常日頃、聖ドミニコの霊性に関心を持っていたわたくしにとって、かのじょの小論は、聖ドミニコの霊性の解釈に新たな可能性を開く画期的な作品として映った。わたくしの知るかぎり、ドミニコの霊性を現代に伝える基礎的な直接資料は、彼が司教座聖堂参事会員より始めて、終生従い続けた「聖アウグスティヌスの戒律」、彼自身が手がけたドミニコ会のいわゆる「原始会憲」、および彼の後継者でありドミニコ会第2代総長となったジョルダノ・ド・サクスの「説教者会創立史小著」(
Libellus de principiis Ordinis Praedicatorum)などのごくわずかの作品に限られていた。このあまりの資料の少なさに、ある敬虔な識者は、次のように述べている。聖ドミニコの残したものはこれらの著作および彼の手になる4通の短い書簡の他になにもない。しかし彼はもっと偉大なものを残した。それは、彼の精神とカリスマを継承し、全世界で説教を続ける聖ドミニコ修道会そのものである、と。またある者によれば、聖ドミニコに固有の霊性はない。強いて言えば、宣教を粘り強く続ける教会そのものが彼の霊性である、とのことである。たしかにこれらの発言は、いかにも正鵠を獲た発言であり、真摯に受け止められねばならない。しかしそれでも、聖ドミニコそれ自身の霊性を、現代にあっても聖ドミニコのカリスマを忠実に実践し続けるドミニコ会員の躍如とした姿のなかに、あるいは世界に広がり福音を告げる教会の宣教活動のなかに垣間見るだけでなく、さらに文献を通しても、その霊性に触れてみたいものである。その点で、スール・マリア・アンシッラのこの小論は、従来の視点とは異なって、人の意表を突くまったく新しい視点から、聖ドミニコの霊性を開示しているとても画期的な論述であると、未熟者のわたくしには思われる。詳しい説明は避けるとして、確かにかのじょの小論は、従来のアプローチを離れて、聖ドミニコこの霊性を、カッシアヌスの著作をとおして、しかも霊性史というより広い背景のなかで(結論参照)、みごとに映し出しているのである。かのじょによれば、聖ドミニコの霊性の源泉あるいは素地は、カッシアヌスの著作であり、その背後には砂漠の師父たちの広大な霊性史が横たわっている。実に興味深い論述である。
ところで、先日わたくしは、この小論に啓発されて、ことのついでにカッシアヌスの「共住修道会則」と「先人たちの諸講義」の二著を紐解いて通覧し、妙なことに気が付いた。
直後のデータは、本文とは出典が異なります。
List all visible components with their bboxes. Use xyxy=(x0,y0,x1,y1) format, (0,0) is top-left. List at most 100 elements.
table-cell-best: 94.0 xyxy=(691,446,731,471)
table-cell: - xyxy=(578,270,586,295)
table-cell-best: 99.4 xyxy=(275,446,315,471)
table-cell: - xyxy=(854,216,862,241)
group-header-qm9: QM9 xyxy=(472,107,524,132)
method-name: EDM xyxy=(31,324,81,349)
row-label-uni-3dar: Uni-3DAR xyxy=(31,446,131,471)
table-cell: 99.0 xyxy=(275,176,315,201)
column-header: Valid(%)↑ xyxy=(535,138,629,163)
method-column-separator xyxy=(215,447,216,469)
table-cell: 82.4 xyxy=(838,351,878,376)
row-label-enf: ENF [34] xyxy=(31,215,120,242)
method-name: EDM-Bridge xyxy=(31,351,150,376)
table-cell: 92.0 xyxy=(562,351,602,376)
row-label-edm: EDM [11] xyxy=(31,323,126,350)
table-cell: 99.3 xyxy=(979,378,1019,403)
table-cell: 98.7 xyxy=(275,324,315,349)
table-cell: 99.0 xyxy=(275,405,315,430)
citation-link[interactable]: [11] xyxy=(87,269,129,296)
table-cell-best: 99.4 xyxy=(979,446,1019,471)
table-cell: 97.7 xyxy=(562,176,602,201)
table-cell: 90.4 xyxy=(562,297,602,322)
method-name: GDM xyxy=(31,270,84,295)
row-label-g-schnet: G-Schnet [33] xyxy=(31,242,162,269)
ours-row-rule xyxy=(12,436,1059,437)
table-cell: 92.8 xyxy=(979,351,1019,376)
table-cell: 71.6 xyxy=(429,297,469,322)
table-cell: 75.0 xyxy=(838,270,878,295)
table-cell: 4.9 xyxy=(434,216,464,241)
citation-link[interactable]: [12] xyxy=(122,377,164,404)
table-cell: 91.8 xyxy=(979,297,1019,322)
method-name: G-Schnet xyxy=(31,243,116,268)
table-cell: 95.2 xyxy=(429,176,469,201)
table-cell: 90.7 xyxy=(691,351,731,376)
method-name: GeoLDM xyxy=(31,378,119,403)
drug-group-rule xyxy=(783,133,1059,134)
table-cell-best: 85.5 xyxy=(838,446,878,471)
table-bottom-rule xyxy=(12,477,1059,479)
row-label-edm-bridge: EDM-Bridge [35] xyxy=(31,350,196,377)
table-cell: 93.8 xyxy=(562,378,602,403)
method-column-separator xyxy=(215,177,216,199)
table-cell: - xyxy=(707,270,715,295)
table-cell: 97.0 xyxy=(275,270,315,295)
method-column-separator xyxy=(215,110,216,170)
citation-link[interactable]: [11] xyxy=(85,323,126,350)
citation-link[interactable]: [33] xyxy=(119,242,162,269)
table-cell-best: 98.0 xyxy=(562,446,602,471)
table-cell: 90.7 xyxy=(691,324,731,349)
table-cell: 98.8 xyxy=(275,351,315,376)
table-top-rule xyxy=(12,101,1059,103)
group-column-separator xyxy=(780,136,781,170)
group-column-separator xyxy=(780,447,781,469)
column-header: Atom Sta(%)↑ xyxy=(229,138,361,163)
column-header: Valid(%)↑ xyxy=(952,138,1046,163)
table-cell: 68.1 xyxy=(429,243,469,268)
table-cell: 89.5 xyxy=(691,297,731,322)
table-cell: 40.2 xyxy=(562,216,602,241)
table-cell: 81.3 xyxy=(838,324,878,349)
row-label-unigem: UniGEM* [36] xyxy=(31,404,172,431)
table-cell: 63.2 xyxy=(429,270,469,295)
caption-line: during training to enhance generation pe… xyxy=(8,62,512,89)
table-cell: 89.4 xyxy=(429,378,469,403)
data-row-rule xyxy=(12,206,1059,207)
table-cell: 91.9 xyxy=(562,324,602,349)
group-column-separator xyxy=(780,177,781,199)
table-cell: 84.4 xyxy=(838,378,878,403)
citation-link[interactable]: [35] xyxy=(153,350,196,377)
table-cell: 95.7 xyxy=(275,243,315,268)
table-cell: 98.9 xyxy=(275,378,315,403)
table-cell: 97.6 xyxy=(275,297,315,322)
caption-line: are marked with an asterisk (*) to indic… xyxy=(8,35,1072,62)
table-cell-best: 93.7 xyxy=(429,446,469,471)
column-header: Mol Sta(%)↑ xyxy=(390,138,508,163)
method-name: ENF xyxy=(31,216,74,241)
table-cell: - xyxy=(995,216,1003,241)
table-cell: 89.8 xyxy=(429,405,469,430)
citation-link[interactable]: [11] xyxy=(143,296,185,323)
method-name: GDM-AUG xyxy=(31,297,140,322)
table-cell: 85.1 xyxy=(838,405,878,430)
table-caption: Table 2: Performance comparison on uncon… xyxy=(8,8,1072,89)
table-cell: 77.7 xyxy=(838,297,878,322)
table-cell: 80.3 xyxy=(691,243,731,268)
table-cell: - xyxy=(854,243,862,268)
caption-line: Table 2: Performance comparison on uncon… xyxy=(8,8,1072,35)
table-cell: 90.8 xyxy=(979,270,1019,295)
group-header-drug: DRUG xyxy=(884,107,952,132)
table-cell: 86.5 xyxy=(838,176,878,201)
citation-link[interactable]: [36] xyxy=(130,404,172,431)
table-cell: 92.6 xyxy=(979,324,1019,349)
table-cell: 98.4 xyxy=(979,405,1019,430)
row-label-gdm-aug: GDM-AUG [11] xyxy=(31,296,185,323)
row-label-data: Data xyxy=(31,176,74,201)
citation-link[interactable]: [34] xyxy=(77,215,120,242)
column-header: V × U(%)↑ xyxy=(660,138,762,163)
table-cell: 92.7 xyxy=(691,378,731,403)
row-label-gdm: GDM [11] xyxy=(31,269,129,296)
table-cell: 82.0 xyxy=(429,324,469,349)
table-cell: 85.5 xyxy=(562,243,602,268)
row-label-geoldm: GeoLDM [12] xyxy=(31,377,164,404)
それは、かのじょがこの小論で取り上げていないことであるが、カッシアヌスがこの両著で引用する聖書の個所は、八割近くが「マタイによる福音」と、いわゆる「パウロ書簡」の二作品だということである。ジョルダノ・ド・サクスは、聖ドミニコが説教行脚中でも常に携帯して、肌身離さなかった書物は、この「マタイによる福音」と「パウロ書簡」であったという。羊皮紙に書かれていた当時の聖書は、だいぶ嵩張り、随分と重たいものであったから、ドミニコは動きやすいようにこのお気に入りの二著だけを持ち歩いたというのが、これまでの定説である。スール・マリア・アンシッラに触発されていえば、ドミニコがこの二著を好んだ理由は、明らかである。それは、彼がその霊的素養を、カッシアヌスの著作のなかに汲み取り、育んだからである、とわたくしには思われる。
是非ともこのわたくしも、せめて一度はカッシアヌスの作品を完読して、ドミニコの霊性の源に手ずから触れてみたいものである。ちなみにカッシアヌスは、エジプトで、生っ粋のオリゲネス主義者エヴァグリオスに師事していたが、オリゲネス異端論争が始まるや当地を離れ、コンスタンティノープルに身を移したという妙な経歴の持ち主である。